De acordo com informações da Câmara dos Deputados, a realização deste debate atende a um requerimento formal apresentado pela deputada Alice Portugal (PCdoB-BA). A parlamentar destaca que o texto legislativo em tramitação propõe alterações significativas na Lei 9.637/98, que atualmente rege a qualificação de entidades privadas sem fins lucrativos como organizações sociais. O foco da mudança reside nos critérios de qualificação e nas normas que regem os contratos de gestão entre essas entidades e o Estado.

Como o Projeto de Lei 10720/18 altera a gestão pública?

A proposta busca modernizar e tornar mais rígidos os processos de parceria entre o setor público e as OSs. No entanto, a deputada Alice Portugal alerta que a comunidade científica e especialistas do setor veem as mudanças com cautela e preocupação.
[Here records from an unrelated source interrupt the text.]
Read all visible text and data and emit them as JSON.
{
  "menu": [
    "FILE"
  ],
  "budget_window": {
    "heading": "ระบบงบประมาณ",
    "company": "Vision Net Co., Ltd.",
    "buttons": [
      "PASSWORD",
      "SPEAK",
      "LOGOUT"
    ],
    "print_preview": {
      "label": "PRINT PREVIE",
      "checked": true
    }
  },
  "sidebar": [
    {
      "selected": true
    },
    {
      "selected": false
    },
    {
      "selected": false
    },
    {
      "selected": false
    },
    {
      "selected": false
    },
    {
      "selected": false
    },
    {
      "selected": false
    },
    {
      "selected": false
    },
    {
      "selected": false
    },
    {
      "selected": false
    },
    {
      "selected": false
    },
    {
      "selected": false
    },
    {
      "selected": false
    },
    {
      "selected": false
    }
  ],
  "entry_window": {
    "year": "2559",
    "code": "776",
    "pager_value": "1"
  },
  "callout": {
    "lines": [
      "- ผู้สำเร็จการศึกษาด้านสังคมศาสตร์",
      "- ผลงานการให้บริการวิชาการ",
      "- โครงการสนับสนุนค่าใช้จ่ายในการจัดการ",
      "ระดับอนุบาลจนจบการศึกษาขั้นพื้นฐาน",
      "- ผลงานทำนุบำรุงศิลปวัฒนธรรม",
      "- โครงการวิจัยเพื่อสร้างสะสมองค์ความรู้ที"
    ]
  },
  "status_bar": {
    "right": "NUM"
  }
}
A principal apreensão reside na possibilidade de desfiguração ou até mesmo da eliminação total do modelo federal de Organizações Sociais de Ciência, Tecnologia e Inovação (CT&I), que tem sido um pilar para o desenvolvimento de pesquisas avançadas no país.

Para os críticos da medida, a alteração das regras pode criar obstáculos burocráticos ou operacionais que inviabilizariam a agilidade necessária para a condução de projetos científicos complexos. O modelo atual permite que instituições privadas gerenciem recursos públicos para fins de interesse coletivo, garantindo flexibilidade administrativa sob supervisão estatal. A revisão dessas normas, se não for bem calibrada, pode interromper o fluxo de investimentos e a execução de cronogramas técnicos essenciais.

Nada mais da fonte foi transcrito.